За окном послышался грохот, затряслась земля. Тучка воробьёв, мгновенно умолкнувшая, снялась с дерева, растущего во дворе дома, занимаемого Миллером, и низом унеслась в сторону. По двору пробежало несколько встревоженных солдат из комендантской роты.
— Что это? — спросила Наталья Николаевна.
— Английский танк, — спокойно пояснил Миллер. — Совершает манёвры по улицам города.
— Я представляю, что будет, когда это страшилище появится где-нибудь около Онеги.
— Там появиться страшилищу не дано — утонет в вязкой земле.
Через пятнадцать минут Миллер вновь отбыл к себе, в роскошный тихий кабинет, украшенный картинами, со старой дорогой мебелью, с огромными напольными часами в углу. Говорят, часы эти когда-то украшали царский кабинет в Зимнем дворце, но потом кто-то вывез их из Питера... Так это или не так, Миллер не знал, он просто многозначительно помалкивал, когда речь заходила об этих часах.
В приёмной к генералу шагнул дежурный адъютант. Лицо его было расцвечено улыбкой. Вид его был такой радостный, как у боевого корабля с праздничными флагами.
— Добрые вести, Евгений Карлович, — сказал адъютант, протягивая Миллеру кожаную папку. — Из Лондона.
Миллер неторопливо прошёл к себе, открыл папку. Новость действительно, была доброй — вместо эвакуации военное министерство Великобритании предписывало Айронсайду начать широкое наступление на большевиков.
Генерал улыбнулся. В тёмном, толково и дорого обставленном кабинете его, кажется, сделалось светлее.
— Ну что ж, — произнёс Миллер громко и довольно потёр руки — у него возникло ребяческое настроение, — теперь дело сдвинется. Надоело топтаться на одном месте: ни мы большевиков, ни большевики нас... Спать на позициях можно.
Он побрякал в валдайский колокольчик, стоявший на аккуратном подиуме, вызывая адъютанта. Тот незамедлительно возник в дверях.
— Милейший, а что за канонерка стоит в городе у причала? — спросил Миллер.
— Не канонерка, а миноноска, ваше высокопревосходительство.
— Я знаю, что миноноска, но суть от этого не меняется. Что за корабль? Зачем он там?
— Протокольное присутствие. По договорённости с англичанами. Как символ мощи нашего флота...
— Да уж, мощи, — Миллер не выдержал, усмехнулся, — такой мощи, что я каждый раз путаю её с мощами. Распорядитесь от моего имени, чтобы эту посудину убрали с самого видного места в Архангельске. Пусть лучше займётся делом и пройдётся по Двине или Онеге, по сёлам, которые недавно бунтовали, — пользы будет больше.

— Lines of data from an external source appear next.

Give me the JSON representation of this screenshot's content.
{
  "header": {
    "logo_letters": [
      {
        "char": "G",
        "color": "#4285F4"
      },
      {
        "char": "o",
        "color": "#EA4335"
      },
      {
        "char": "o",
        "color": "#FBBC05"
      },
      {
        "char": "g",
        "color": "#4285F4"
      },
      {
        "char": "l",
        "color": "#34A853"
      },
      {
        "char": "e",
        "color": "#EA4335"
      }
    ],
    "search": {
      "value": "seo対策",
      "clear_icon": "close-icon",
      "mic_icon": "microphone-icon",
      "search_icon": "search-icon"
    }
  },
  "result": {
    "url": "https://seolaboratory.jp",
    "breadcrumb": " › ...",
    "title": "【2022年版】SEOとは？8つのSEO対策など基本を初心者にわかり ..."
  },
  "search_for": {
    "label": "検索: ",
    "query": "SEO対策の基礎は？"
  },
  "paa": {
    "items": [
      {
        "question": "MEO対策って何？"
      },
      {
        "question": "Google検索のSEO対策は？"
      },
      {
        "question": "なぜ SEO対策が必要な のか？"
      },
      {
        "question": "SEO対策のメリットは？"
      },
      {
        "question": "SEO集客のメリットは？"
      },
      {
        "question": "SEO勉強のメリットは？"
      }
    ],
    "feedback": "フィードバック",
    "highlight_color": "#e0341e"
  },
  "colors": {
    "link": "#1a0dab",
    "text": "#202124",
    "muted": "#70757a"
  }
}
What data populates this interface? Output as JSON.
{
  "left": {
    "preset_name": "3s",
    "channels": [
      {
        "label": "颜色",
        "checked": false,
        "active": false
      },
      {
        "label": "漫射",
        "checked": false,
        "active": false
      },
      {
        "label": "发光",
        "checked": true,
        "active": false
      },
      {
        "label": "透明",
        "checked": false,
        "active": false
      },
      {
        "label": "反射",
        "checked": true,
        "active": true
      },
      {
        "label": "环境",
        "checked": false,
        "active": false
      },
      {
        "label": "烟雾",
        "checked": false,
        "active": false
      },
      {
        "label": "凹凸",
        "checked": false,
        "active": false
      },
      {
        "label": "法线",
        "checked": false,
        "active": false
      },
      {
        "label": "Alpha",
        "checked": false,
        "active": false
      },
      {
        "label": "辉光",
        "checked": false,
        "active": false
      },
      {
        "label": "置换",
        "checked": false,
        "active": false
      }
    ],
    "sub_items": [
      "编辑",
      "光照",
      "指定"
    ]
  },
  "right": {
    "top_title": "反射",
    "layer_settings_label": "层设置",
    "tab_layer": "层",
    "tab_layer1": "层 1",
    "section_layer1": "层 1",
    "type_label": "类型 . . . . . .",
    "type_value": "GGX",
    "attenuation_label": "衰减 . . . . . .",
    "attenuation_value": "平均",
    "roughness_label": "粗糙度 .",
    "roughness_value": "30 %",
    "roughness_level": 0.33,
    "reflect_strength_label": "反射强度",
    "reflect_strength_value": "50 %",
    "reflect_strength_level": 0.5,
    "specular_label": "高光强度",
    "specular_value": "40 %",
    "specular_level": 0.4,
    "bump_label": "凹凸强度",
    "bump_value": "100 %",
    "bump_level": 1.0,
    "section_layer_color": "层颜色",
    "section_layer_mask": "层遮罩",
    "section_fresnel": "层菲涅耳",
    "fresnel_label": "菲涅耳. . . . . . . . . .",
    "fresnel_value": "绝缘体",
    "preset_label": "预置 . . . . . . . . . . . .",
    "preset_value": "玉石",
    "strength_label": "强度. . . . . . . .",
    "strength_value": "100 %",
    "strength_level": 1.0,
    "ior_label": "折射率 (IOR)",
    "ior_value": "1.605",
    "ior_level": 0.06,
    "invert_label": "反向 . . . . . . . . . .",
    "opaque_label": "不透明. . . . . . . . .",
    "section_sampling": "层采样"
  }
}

Адъютант поспешно вытянулся.
— Будет исполнено, ваше высокопревосходительство!
— Максимум, что может сделать команда такого дежурного корабля — обрюхатить пару кухарок из ближайших домов, да ещё — поточить лясы на набережной.
Миллер знал, что говорил, он и сам, можно сказать, пострадал от какого-то слишком расторопного матроса — тот сумел начинить икрой миллеровскую кухарку Авдотью. Пришлось Авдотью, румяную девушку с толстыми репчатыми пятками и завидной соломенной косой до пояса, отправить в деревню — «на созревание» и, пока в доме не появился повар-мужчина, переходить на обеды из офицерской столовой. Это Миллеру не понравилось. Особенно вкусно Авдотья пекла северные пироги с сёмгой и свежей треской — во всём Архангельске не было человека, который мог бы с ней сравниться в этом мастерстве.
Жалко было Авдотью. Но ничего не поделаешь — природа взяла своё. Миллер пробовал узнать у несчастной кухарки, кто же папаша будущего дитяти, и по доброте душевной помочь Авдотье, приволочь ловкого малого за ухо в сенцы, поставить его на колени перед женщиной, чьё лицо распухло от слёз, но Авдотья не выдала его.